In traditional wedding vows there is a part that goes something like, “Do you promise to love and cherish each other, until death do you part?” I still remind a married friend of mine about the time I was walking with him and his wife during a rain storm. A car came barreling down the street, hit a huge puddle of water and my friend quickly ducked behind his wife to avoid the splash. Instead, she got smacked with a wall of water that totally drenched her. I still tease him that their vows must have overlooked the part about protecting one another. In this comedy we find a man so in love with his girlfriend, he was willing to put his life in jeopardy for her. Yul Perkins aka Charlie Bronson, played by Dax Shepard (When in Rome, Baby Mama), was in the witness protection program after testifying against his old friend Alex, played by Bradley Cooper (The Words, The A-Team). When Charlie’s girlfriend Annie Bean, played by Kristen Bell (Big Miracle, Veronica Mars-TV), needed to be in Los Angeles for a job interview, Charlie insisted on driving her. Their road trip turned into a madcap racing adventure as former convict Alex, an ex-boyfriend of Annie’s and U.S. Marshal Randy Anderson, played by Tom Arnold (True Lies, Roseanne-TV), pursued the young couple.
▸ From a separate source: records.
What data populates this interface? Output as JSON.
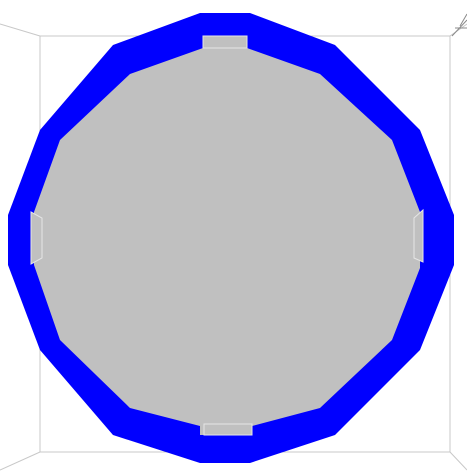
{
  "scene": {
    "background_color": "#ffffff",
    "bounding_box_color": "#c8c8c8",
    "outer_ring_color": "#0000ff",
    "inner_face_color": "#c0c0c0",
    "tab_color": "#c0c0c0",
    "edge_highlight_color": "#e6e6e6",
    "axes_gizmo_color": "#8a8a8a",
    "shape": "octagon-ring"
  }
}
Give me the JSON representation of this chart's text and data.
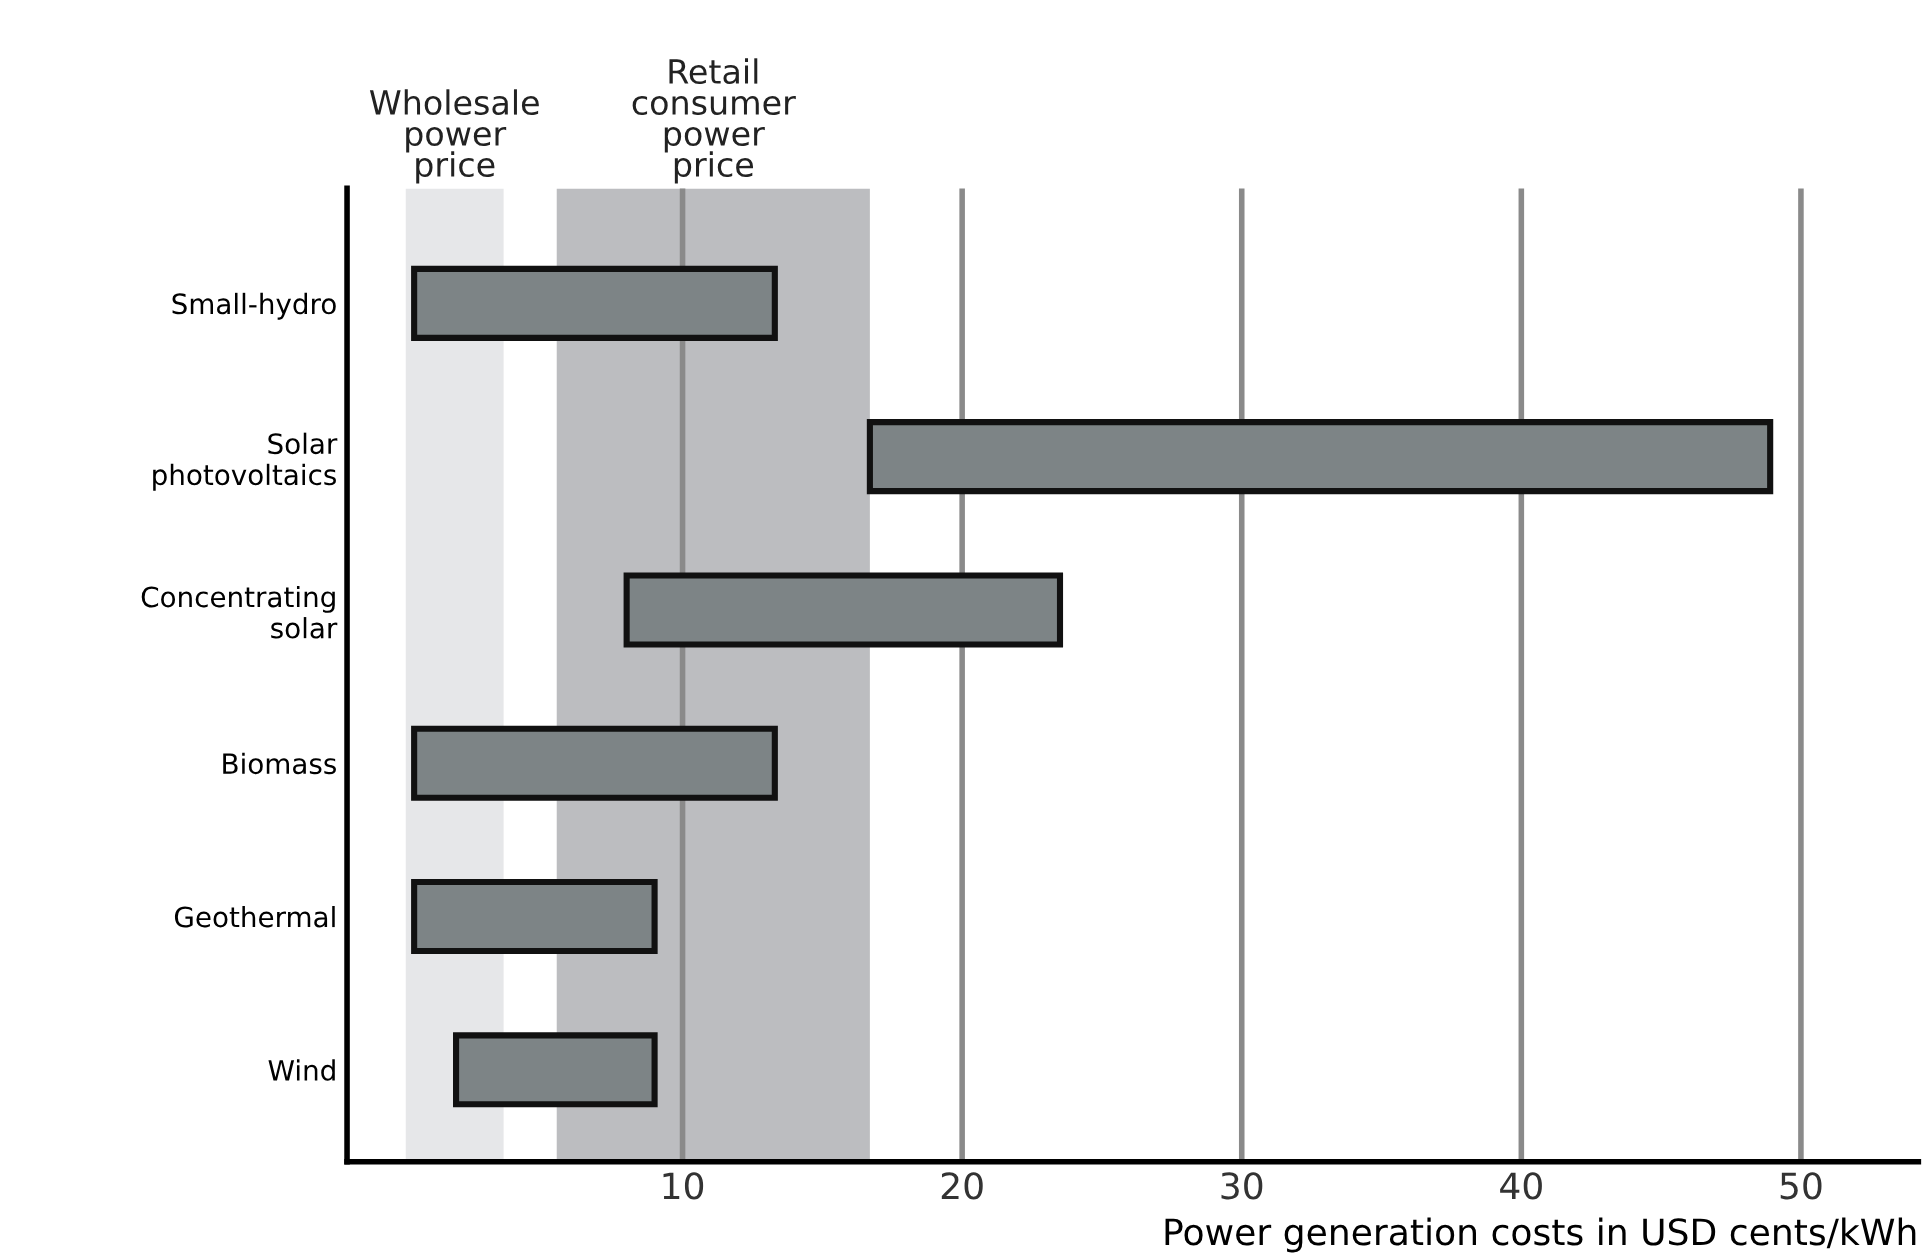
{
  "chart_data": {
    "type": "bar",
    "orientation": "horizontal",
    "xlabel": "Power generation costs in USD cents/kWh",
    "categories": [
      "Small-hydro",
      "Solar\nphotovoltaics",
      "Concentrating\nsolar",
      "Biomass",
      "Geothermal",
      "Wind"
    ],
    "base": [
      0.4,
      16.7,
      8.0,
      0.4,
      0.4,
      1.9
    ],
    "values": [
      12.9,
      32.2,
      15.5,
      12.9,
      8.6,
      7.1
    ],
    "color": "#7d8486",
    "xlim": [
      -2,
      54.2
    ],
    "xticks": [
      10,
      20,
      30,
      40,
      50
    ],
    "grid": "x",
    "bands": [
      {
        "axis": "x",
        "from": 0.1,
        "to": 3.6,
        "label": "Wholesale\npower\nprice",
        "color": "#e6e7e9"
      },
      {
        "axis": "x",
        "from": 5.5,
        "to": 16.7,
        "label": "Retail\nconsumer\npower\nprice",
        "color": "#bcbdc0"
      }
    ]
  }
}
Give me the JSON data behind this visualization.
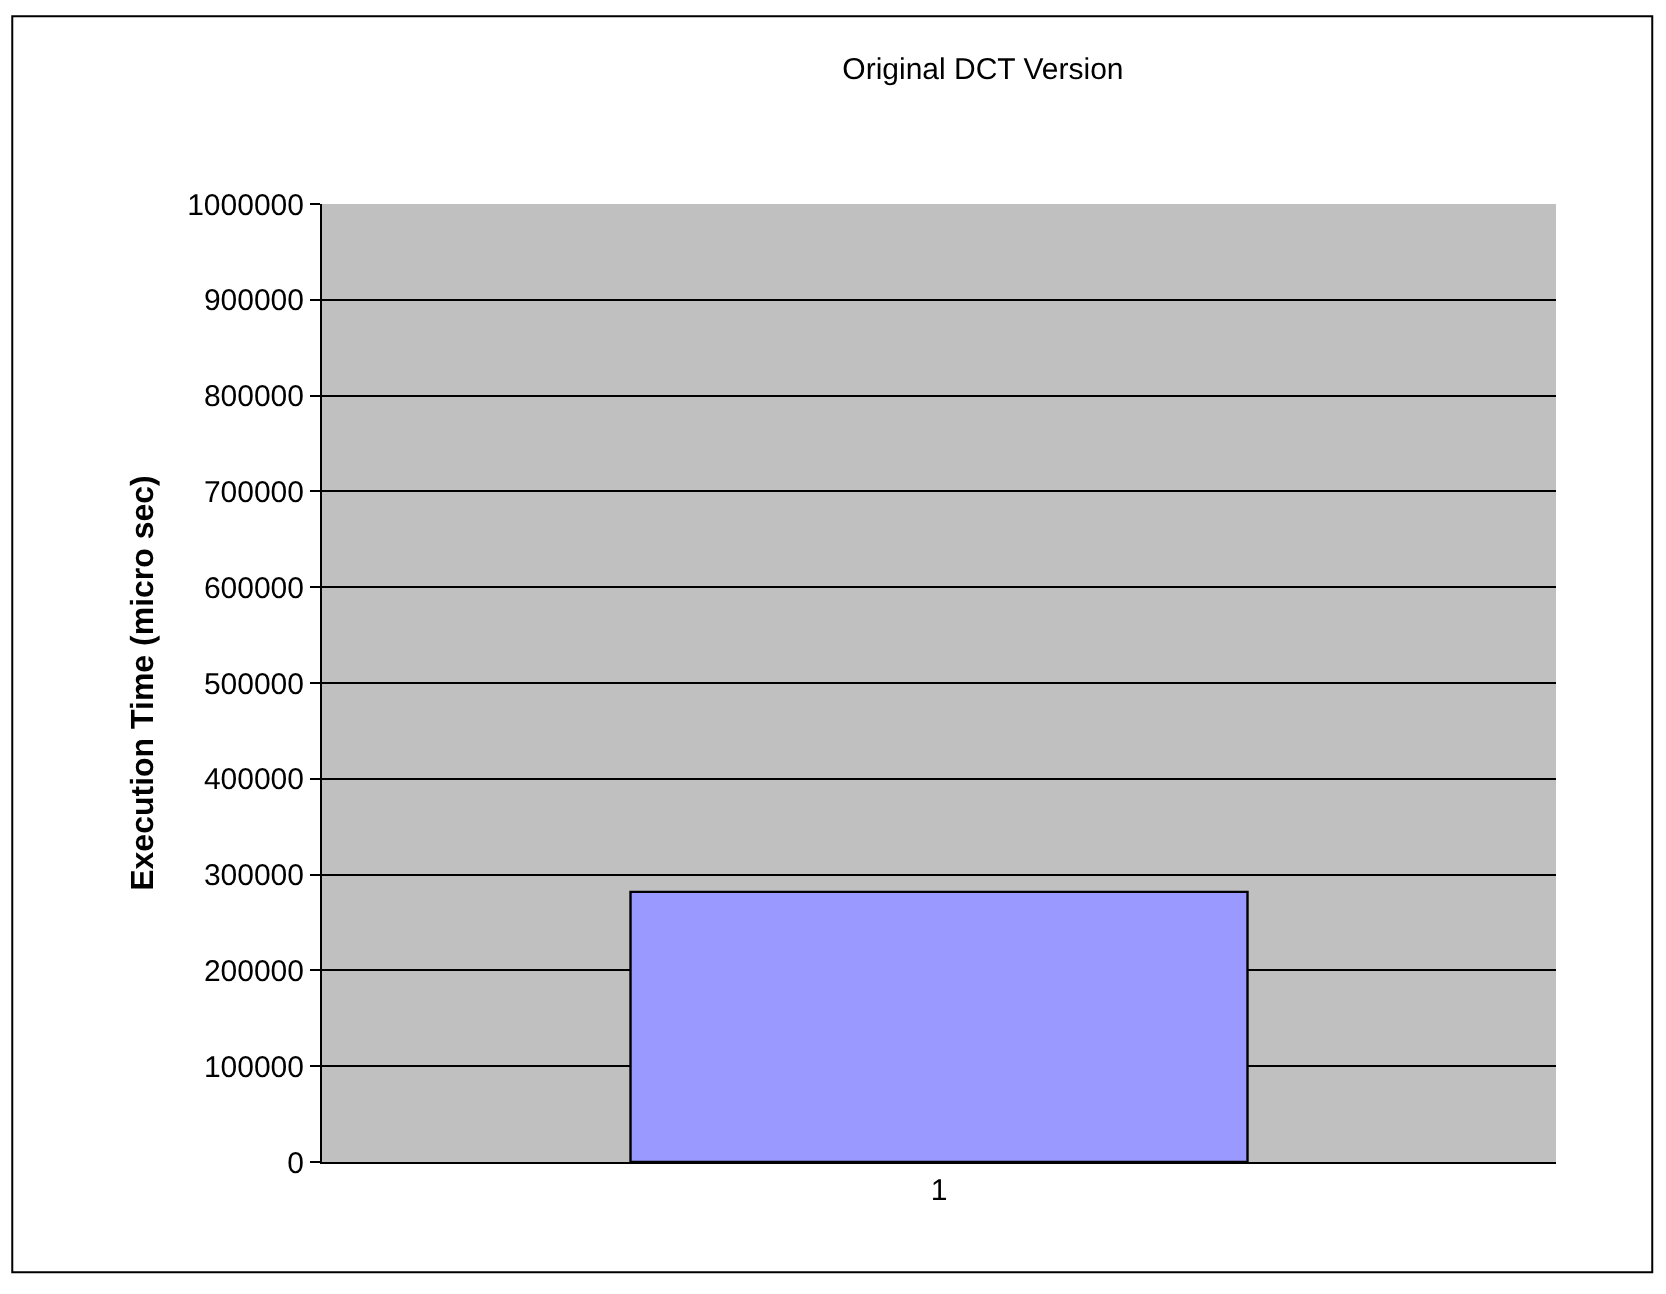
{
  "chart_data": {
    "type": "bar",
    "title": "Original DCT Version",
    "ylabel": "Execution Time (micro sec)",
    "categories": [
      "1"
    ],
    "series": [
      {
        "color": "#9999ff",
        "values": [
          282000
        ]
      }
    ],
    "ylim": [
      0,
      1000000
    ],
    "yticks": [
      0,
      100000,
      200000,
      300000,
      400000,
      500000,
      600000,
      700000,
      800000,
      900000,
      1000000
    ],
    "grid": "y"
  }
}
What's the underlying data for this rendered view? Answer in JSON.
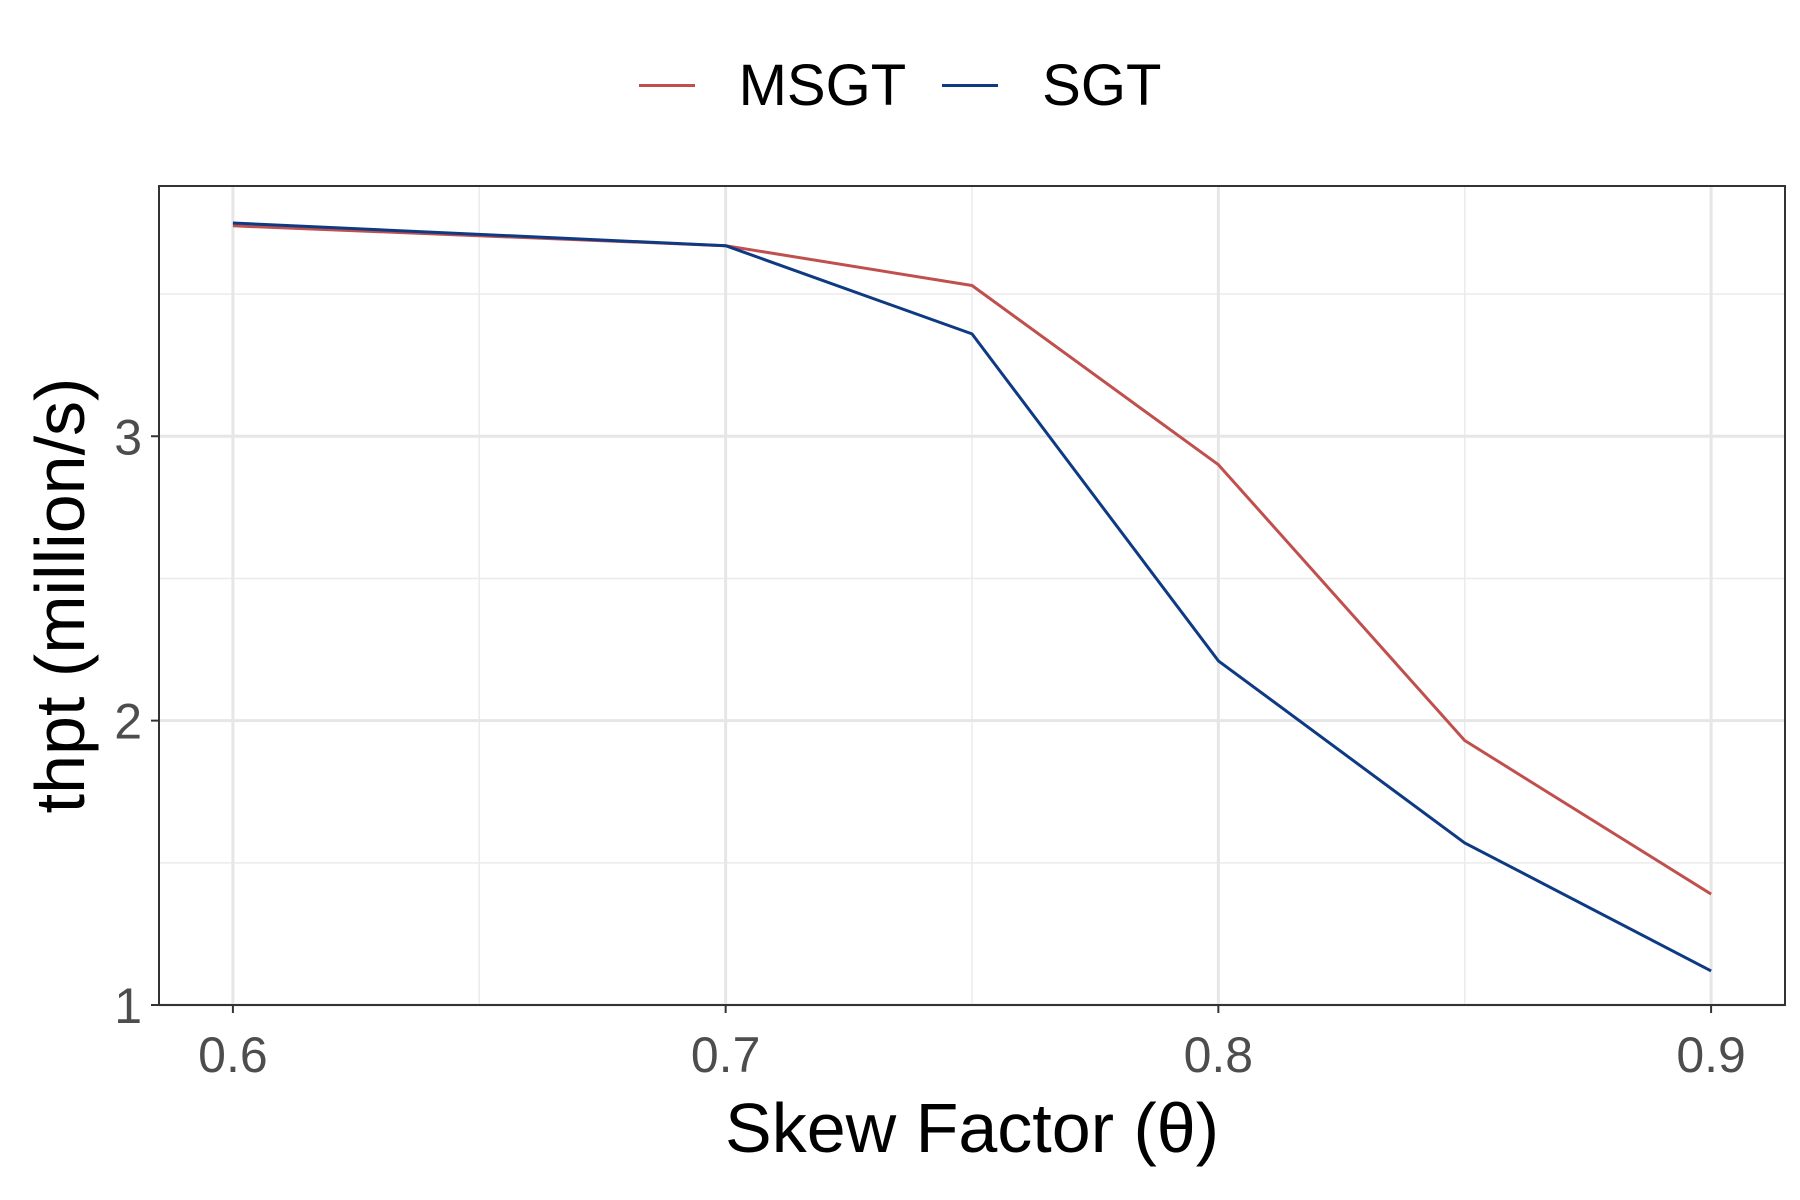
{
  "chart_data": {
    "type": "line",
    "xlabel": "Skew Factor (θ)",
    "ylabel": "thpt (million/s)",
    "xlim": [
      0.585,
      0.915
    ],
    "ylim": [
      1.0,
      3.88
    ],
    "x_ticks": [
      0.6,
      0.7,
      0.8,
      0.9
    ],
    "x_tick_labels": [
      "0.6",
      "0.7",
      "0.8",
      "0.9"
    ],
    "x_minor_ticks": [
      0.65,
      0.75,
      0.85
    ],
    "y_ticks": [
      1,
      2,
      3
    ],
    "y_tick_labels": [
      "1",
      "2",
      "3"
    ],
    "y_minor_ticks": [
      1.5,
      2.5,
      3.5
    ],
    "grid": true,
    "legend_position": "top",
    "x": [
      0.6,
      0.7,
      0.75,
      0.8,
      0.85,
      0.9
    ],
    "series": [
      {
        "name": "MSGT",
        "color": "#c0504d",
        "values": [
          3.74,
          3.67,
          3.53,
          2.9,
          1.93,
          1.39
        ]
      },
      {
        "name": "SGT",
        "color": "#0d3a82",
        "values": [
          3.75,
          3.67,
          3.36,
          2.21,
          1.57,
          1.12
        ]
      }
    ]
  }
}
Real life couple Kristen and Dax were good together in their roles, quite believable. Tom Arnold easily handled most of the screwball comedy scenes. I gave Dax credit for writing the script besides doing director duty. Several scenes were funny and I liked some of the dialog. My issue with the movie was its similarity to other comedy chase movies. The Bradley Cooper character seemed false to me. While the movie played I cannot say I was totally bored; however, I was not all that invested in the story either. What people do for love and what movie critics do for reviews, is not always a marriage made in heaven.


2 1/3 stars 


Flash Movie Review: The Words

After the layers are peeled away, the one thing that we have left is our word. I place a high value on a person’s word. One of my biggest pet peeves has been someone telling me they will do something, then not following through with it. When a person does not place importance on their word, it bruises my trust in them. There are always consequences to such actions and writer Rory Jansen, played by Bradley Cooper (Limitless, Hit and Run), would eventually find this out. Discovering an unnamed manuscript inside an old briefcase his wife Dora, played by Zoe Saldana (Star Trek, Columbiana), bought him; Rory chose to take the story and copy it word for word. When Dora found and read the magnificent story she thought her husband had written, that was the little push Rory needed to move forward and see if he could get “his” book published. Not only was the book published, but it became a huge bestseller; with its touching story about a young couple falling in love. This dramatic film almost had all the pieces to be an outstanding movie, but sadly did not achieve it. The issue I had with the movie was the running of 3 story lines simultaneously. If the focus was narrowed to Rory’s story line and the book’s tale, that would have been more than enough. The cast’s acting was good, with Jeremy Irons (Dead Ringers, Margin Call) doing a wonderful bit of acting as the Old Man. It really was a shame more time wasn’t spent on editing the story and allowing the characters more depth and back story. I am not sure why, but the movie attracted an elderly crowd; who came prepared with their own bags of candy. At the end of the film I felt let down. Words are what make us human; actions are what defines us.